YAML is white-spaced based. Be very careful with tabs and spaces. You may also find the YAML Reference helpful.

Paths

Also, let’s add the GET endpoint for /api/carts in the paths section.

paths:
  /api/carts:
    get:
      tags:
      - cart
      summary: Returns all carts that exist.
      operationId: getAllCarts
      produces:
      - application/json
      responses:
        200:
          description: successful operation

Now, let’s fill in the schema for the /api/carts endpoint. In order to do that, let’s get some example output from our API.

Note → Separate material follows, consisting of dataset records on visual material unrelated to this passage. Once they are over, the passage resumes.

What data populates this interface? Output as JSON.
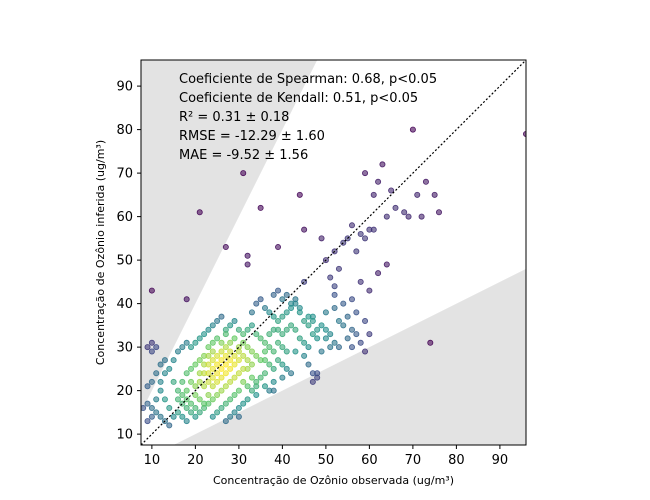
{
  "chart_data": {
    "type": "scatter",
    "xlabel": "Concentração de Ozônio observada (ug/m³)",
    "ylabel": "Concentração de Ozônio inferida (ug/m³)",
    "xlim": [
      7.5,
      96
    ],
    "ylim": [
      7.5,
      96
    ],
    "xticks": [
      10,
      20,
      30,
      40,
      50,
      60,
      70,
      80,
      90
    ],
    "yticks": [
      10,
      20,
      30,
      40,
      50,
      60,
      70,
      80,
      90
    ],
    "annotations": [
      "Coeficiente de Spearman: 0.68, p<0.05",
      "Coeficiente de Kendall: 0.51, p<0.05",
      "R² = 0.31 ± 0.18",
      "RMSE = -12.29 ± 1.60",
      "MAE = -9.52 ± 1.56"
    ],
    "reference_line": "1:1, dotted",
    "shaded_regions": "outside ±50% of 1:1 line",
    "colormap": "viridis (point density)",
    "colors": {
      "low_density": "#440154",
      "mid_density": "#21918c",
      "high_density": "#fde725",
      "shade": "#e3e3e3"
    },
    "points": [
      [
        20,
        19
      ],
      [
        22,
        21
      ],
      [
        24,
        23
      ],
      [
        25,
        24
      ],
      [
        26,
        25
      ],
      [
        27,
        26
      ],
      [
        28,
        27
      ],
      [
        26,
        27
      ],
      [
        25,
        26
      ],
      [
        24,
        25
      ],
      [
        23,
        24
      ],
      [
        25,
        28
      ],
      [
        27,
        28
      ],
      [
        26,
        29
      ],
      [
        24,
        27
      ],
      [
        28,
        25
      ],
      [
        29,
        28
      ],
      [
        27,
        24
      ],
      [
        25,
        22
      ],
      [
        26,
        23
      ],
      [
        23,
        22
      ],
      [
        22,
        24
      ],
      [
        24,
        21
      ],
      [
        28,
        29
      ],
      [
        29,
        26
      ],
      [
        30,
        27
      ],
      [
        21,
        22
      ],
      [
        23,
        26
      ],
      [
        27,
        30
      ],
      [
        30,
        29
      ],
      [
        18,
        20
      ],
      [
        19,
        22
      ],
      [
        17,
        19
      ],
      [
        20,
        16
      ],
      [
        21,
        18
      ],
      [
        22,
        17
      ],
      [
        23,
        19
      ],
      [
        19,
        17
      ],
      [
        18,
        18
      ],
      [
        20,
        21
      ],
      [
        21,
        24
      ],
      [
        22,
        26
      ],
      [
        23,
        28
      ],
      [
        24,
        29
      ],
      [
        26,
        31
      ],
      [
        28,
        31
      ],
      [
        30,
        30
      ],
      [
        31,
        28
      ],
      [
        32,
        27
      ],
      [
        31,
        25
      ],
      [
        30,
        24
      ],
      [
        29,
        23
      ],
      [
        28,
        22
      ],
      [
        27,
        21
      ],
      [
        26,
        20
      ],
      [
        25,
        19
      ],
      [
        24,
        18
      ],
      [
        23,
        17
      ],
      [
        22,
        16
      ],
      [
        21,
        15
      ],
      [
        20,
        14
      ],
      [
        19,
        15
      ],
      [
        18,
        16
      ],
      [
        17,
        17
      ],
      [
        16,
        18
      ],
      [
        16,
        20
      ],
      [
        15,
        22
      ],
      [
        17,
        22
      ],
      [
        18,
        24
      ],
      [
        19,
        25
      ],
      [
        20,
        26
      ],
      [
        21,
        27
      ],
      [
        22,
        28
      ],
      [
        23,
        30
      ],
      [
        24,
        31
      ],
      [
        25,
        32
      ],
      [
        27,
        33
      ],
      [
        29,
        32
      ],
      [
        31,
        31
      ],
      [
        32,
        30
      ],
      [
        33,
        29
      ],
      [
        34,
        28
      ],
      [
        33,
        26
      ],
      [
        32,
        25
      ],
      [
        33,
        23
      ],
      [
        34,
        22
      ],
      [
        32,
        21
      ],
      [
        30,
        20
      ],
      [
        29,
        19
      ],
      [
        28,
        18
      ],
      [
        27,
        17
      ],
      [
        26,
        16
      ],
      [
        25,
        15
      ],
      [
        24,
        14
      ],
      [
        14,
        16
      ],
      [
        13,
        18
      ],
      [
        12,
        20
      ],
      [
        11,
        18
      ],
      [
        10,
        16
      ],
      [
        9,
        17
      ],
      [
        12,
        14
      ],
      [
        13,
        13
      ],
      [
        14,
        12
      ],
      [
        15,
        14
      ],
      [
        16,
        15
      ],
      [
        17,
        14
      ],
      [
        18,
        13
      ],
      [
        11,
        15
      ],
      [
        10,
        14
      ],
      [
        9,
        13
      ],
      [
        8,
        16
      ],
      [
        12,
        22
      ],
      [
        13,
        24
      ],
      [
        14,
        25
      ],
      [
        11,
        24
      ],
      [
        10,
        22
      ],
      [
        9,
        21
      ],
      [
        12,
        26
      ],
      [
        13,
        27
      ],
      [
        15,
        27
      ],
      [
        16,
        29
      ],
      [
        17,
        30
      ],
      [
        18,
        31
      ],
      [
        19,
        30
      ],
      [
        20,
        31
      ],
      [
        21,
        32
      ],
      [
        22,
        33
      ],
      [
        23,
        34
      ],
      [
        24,
        35
      ],
      [
        25,
        36
      ],
      [
        26,
        37
      ],
      [
        27,
        34
      ],
      [
        28,
        35
      ],
      [
        29,
        36
      ],
      [
        30,
        34
      ],
      [
        31,
        33
      ],
      [
        32,
        34
      ],
      [
        33,
        35
      ],
      [
        34,
        33
      ],
      [
        35,
        32
      ],
      [
        36,
        31
      ],
      [
        37,
        30
      ],
      [
        38,
        29
      ],
      [
        36,
        27
      ],
      [
        37,
        26
      ],
      [
        38,
        25
      ],
      [
        36,
        24
      ],
      [
        35,
        23
      ],
      [
        34,
        21
      ],
      [
        33,
        20
      ],
      [
        34,
        19
      ],
      [
        32,
        18
      ],
      [
        31,
        17
      ],
      [
        30,
        16
      ],
      [
        29,
        15
      ],
      [
        28,
        14
      ],
      [
        27,
        13
      ],
      [
        31,
        22
      ],
      [
        35,
        27
      ],
      [
        36,
        29
      ],
      [
        37,
        33
      ],
      [
        38,
        34
      ],
      [
        39,
        31
      ],
      [
        40,
        30
      ],
      [
        41,
        29
      ],
      [
        39,
        27
      ],
      [
        40,
        26
      ],
      [
        41,
        25
      ],
      [
        42,
        24
      ],
      [
        40,
        23
      ],
      [
        38,
        22
      ],
      [
        37,
        20
      ],
      [
        36,
        21
      ],
      [
        33,
        38
      ],
      [
        34,
        40
      ],
      [
        35,
        41
      ],
      [
        36,
        39
      ],
      [
        37,
        38
      ],
      [
        38,
        37
      ],
      [
        39,
        36
      ],
      [
        40,
        37
      ],
      [
        41,
        38
      ],
      [
        42,
        39
      ],
      [
        43,
        40
      ],
      [
        44,
        38
      ],
      [
        45,
        36
      ],
      [
        46,
        35
      ],
      [
        47,
        36
      ],
      [
        48,
        34
      ],
      [
        44,
        32
      ],
      [
        45,
        31
      ],
      [
        46,
        30
      ],
      [
        47,
        33
      ],
      [
        48,
        32
      ],
      [
        43,
        34
      ],
      [
        42,
        35
      ],
      [
        41,
        34
      ],
      [
        40,
        33
      ],
      [
        39,
        34
      ],
      [
        38,
        42
      ],
      [
        39,
        43
      ],
      [
        40,
        41
      ],
      [
        41,
        42
      ],
      [
        42,
        40
      ],
      [
        43,
        41
      ],
      [
        44,
        39
      ],
      [
        46,
        37
      ],
      [
        47,
        37
      ],
      [
        49,
        35
      ],
      [
        50,
        34
      ],
      [
        51,
        33
      ],
      [
        50,
        32
      ],
      [
        52,
        31
      ],
      [
        53,
        30
      ],
      [
        51,
        30
      ],
      [
        49,
        29
      ],
      [
        50,
        38
      ],
      [
        52,
        39
      ],
      [
        53,
        36
      ],
      [
        55,
        37
      ],
      [
        54,
        35
      ],
      [
        56,
        34
      ],
      [
        57,
        33
      ],
      [
        55,
        32
      ],
      [
        58,
        31
      ],
      [
        56,
        30
      ],
      [
        59,
        29
      ],
      [
        60,
        33
      ],
      [
        45,
        28
      ],
      [
        46,
        26
      ],
      [
        47,
        24
      ],
      [
        48,
        23
      ],
      [
        43,
        29
      ],
      [
        10,
        29
      ],
      [
        9,
        30
      ],
      [
        10,
        31
      ],
      [
        11,
        30
      ],
      [
        10,
        43
      ],
      [
        18,
        41
      ],
      [
        21,
        61
      ],
      [
        27,
        53
      ],
      [
        31,
        70
      ],
      [
        32,
        49
      ],
      [
        32,
        51
      ],
      [
        35,
        62
      ],
      [
        39,
        53
      ],
      [
        38,
        20
      ],
      [
        44,
        65
      ],
      [
        45,
        57
      ],
      [
        45,
        45
      ],
      [
        49,
        55
      ],
      [
        50,
        50
      ],
      [
        51,
        46
      ],
      [
        52,
        52
      ],
      [
        52,
        44
      ],
      [
        53,
        48
      ],
      [
        54,
        54
      ],
      [
        55,
        55
      ],
      [
        56,
        58
      ],
      [
        57,
        52
      ],
      [
        58,
        56
      ],
      [
        59,
        55
      ],
      [
        60,
        57
      ],
      [
        61,
        57
      ],
      [
        59,
        70
      ],
      [
        61,
        65
      ],
      [
        62,
        68
      ],
      [
        63,
        72
      ],
      [
        64,
        60
      ],
      [
        65,
        66
      ],
      [
        66,
        62
      ],
      [
        68,
        61
      ],
      [
        69,
        60
      ],
      [
        70,
        80
      ],
      [
        71,
        65
      ],
      [
        72,
        60
      ],
      [
        73,
        68
      ],
      [
        75,
        65
      ],
      [
        76,
        61
      ],
      [
        74,
        31
      ],
      [
        59,
        36
      ],
      [
        60,
        43
      ],
      [
        57,
        38
      ],
      [
        62,
        47
      ],
      [
        64,
        49
      ],
      [
        96,
        79
      ],
      [
        30,
        14
      ],
      [
        47,
        22
      ],
      [
        48,
        24
      ],
      [
        52,
        42
      ],
      [
        54,
        40
      ],
      [
        58,
        45
      ],
      [
        56,
        41
      ]
    ]
  }
}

Visit http://localhost:8080/api/carts or load the endpoint in the RESTED plugin. You should receive something that looks like this:

[
  {
    "uid": 1,
    "items": [
      {
        "uid": 1,
        "name": "Chacos",
        "price": 100,
        "newItem": true,
        "description": "I think they're sandals"
      }
    ]
  }
]

Using this info, update the /api/carts definition to this (not the new schema section):

paths:
    /api/carts:
        get:
            tags:
            - cart
            summary: Returns all carts that exist..
            operationId: getAllCarts
            produces:
            - application/json
            responses:
                200:
                  description: successful operation
                  schema:
                    type: object
                    required:
                    - uid
                    - items
                    properties:
                      uid:
                        type: integer
                        format: int32
                        example: 34
                      items:
                        type: array
                        items:
                          $ref: "#/definitions/Item"

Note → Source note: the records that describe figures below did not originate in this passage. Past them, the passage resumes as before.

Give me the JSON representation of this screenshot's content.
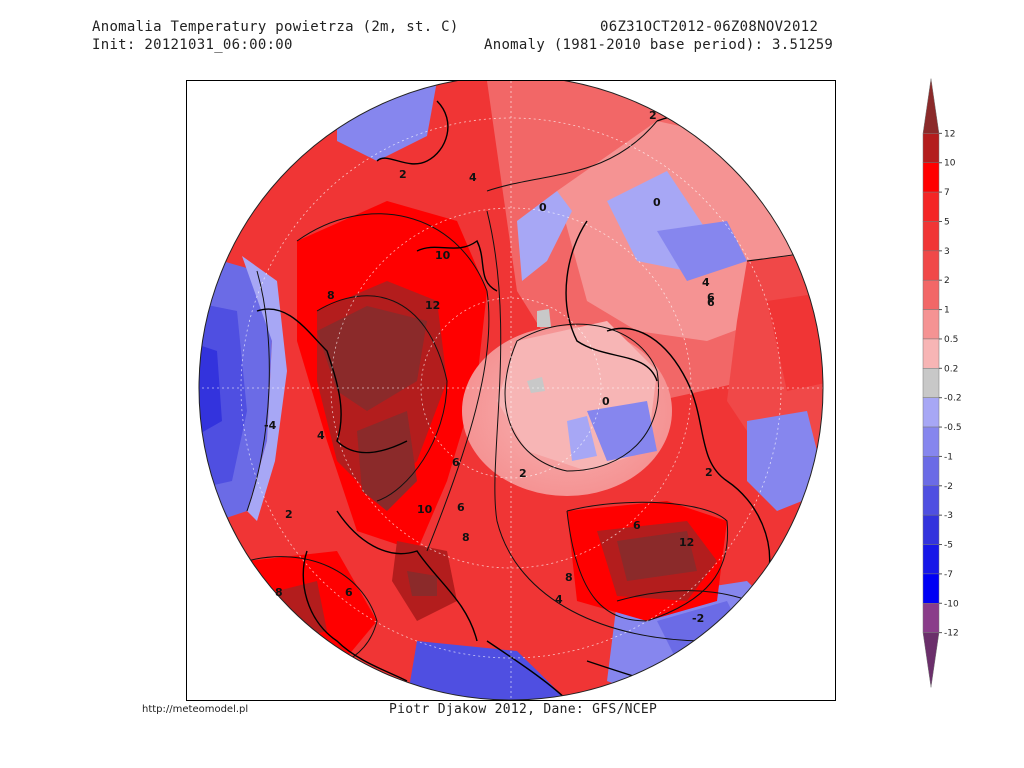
{
  "header": {
    "title": "Anomalia Temperatury powietrza (2m, st. C)",
    "init": "Init: 20121031_06:00:00",
    "period": "06Z31OCT2012-06Z08NOV2012",
    "anomaly": "Anomaly (1981-2010 base period): 3.51259"
  },
  "footer": {
    "url": "http://meteomodel.pl",
    "credit": "Piotr Djakow 2012, Dane: GFS/NCEP"
  },
  "colorbar": {
    "levels": [
      "12",
      "10",
      "7",
      "5",
      "3",
      "2",
      "1",
      "0.5",
      "0.2",
      "-0.2",
      "-0.5",
      "-1",
      "-2",
      "-3",
      "-5",
      "-7",
      "-10",
      "-12"
    ],
    "colors": [
      "#8b2a2a",
      "#b31d1d",
      "#ff0000",
      "#f42525",
      "#f03535",
      "#f04848",
      "#f26767",
      "#f59393",
      "#f7b5b5",
      "#c8c8c8",
      "#a7a7f5",
      "#8686ee",
      "#6b6be6",
      "#4f4fe1",
      "#3333dd",
      "#1717e8",
      "#0000f5",
      "#8a3c8a",
      "#6b2f6b"
    ]
  },
  "map": {
    "contour_labels": [
      "2",
      "4",
      "10",
      "8",
      "12",
      "6",
      "4",
      "0",
      "-4",
      "2",
      "6",
      "10",
      "8",
      "6",
      "8",
      "6",
      "2",
      "12",
      "6",
      "8",
      "4",
      "2",
      "-2",
      "0",
      "2",
      "0",
      "4",
      "6"
    ]
  }
}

Let’s also add a path for our Items resources.

/api/items:
  get:
    tags:
    - item
    summary: Returns items
    operationId: getItems
    produces:
    - application/json
    responses:
      200:
        description: successful operation
        schema:
          type: array
          items:
            $ref: "#/definitions/Item"

Refresh your browser to see the updated info.

Note

Make sure that your whitespace is correct. There can only be a one tab indent for every map.

Definitions

We can define types that are returned, to provide examples of sample responses, along with data type info. Add the below yaml to the defintions section. Notice that this is referenced in the responses section of /api/cart.

definitions:
  Item:
    type: object
    properties:
      uid:
        type: integer
        format: int32
      name:
        type: string
        example: "Chacos"
      price:
        type: number
        format: int64
        example: 100
      newItem:
        type: boolean
        example: true
      description:
        type: string
        example: "I think they're a type of sandals"

Parameters

But wait, /api/items has two optional query parameters /api/items?price=99&new=true. Add the following parameters section within the /api/items path definition:

parameters:
  - in: query
    name: price
    schema:
      type: double
    required: false
    description: match items by price
  - in: query
    name: new
    schema:
      type: boolean
    required: false
    description: match items by newItem true/false

Again, reload your browser to see the new info displayed in SwaggerUI.

Note

There are two types of parameters: query and path. See the Swagger documentation for more info about documenting parameters.

Let’s look at an example that uses path parameters.

/api/items/{id}:
get:
  tags:
  - item
  summary: Returns an individual
  operationId: getItem
  produces:
  - application/json
  responses:
    200:
      description: successful operation
      schema:
        $ref: "#/definitions/Item"
  parameters:
  - in: path
    name: id
    schema:
      type: integer
    required: true
    description: The ID of an item in the system

You can keep going like this to fully document your API. Now that we know how Swagger works, however, we can use a simpler method to automatically create API documentation using Swagger.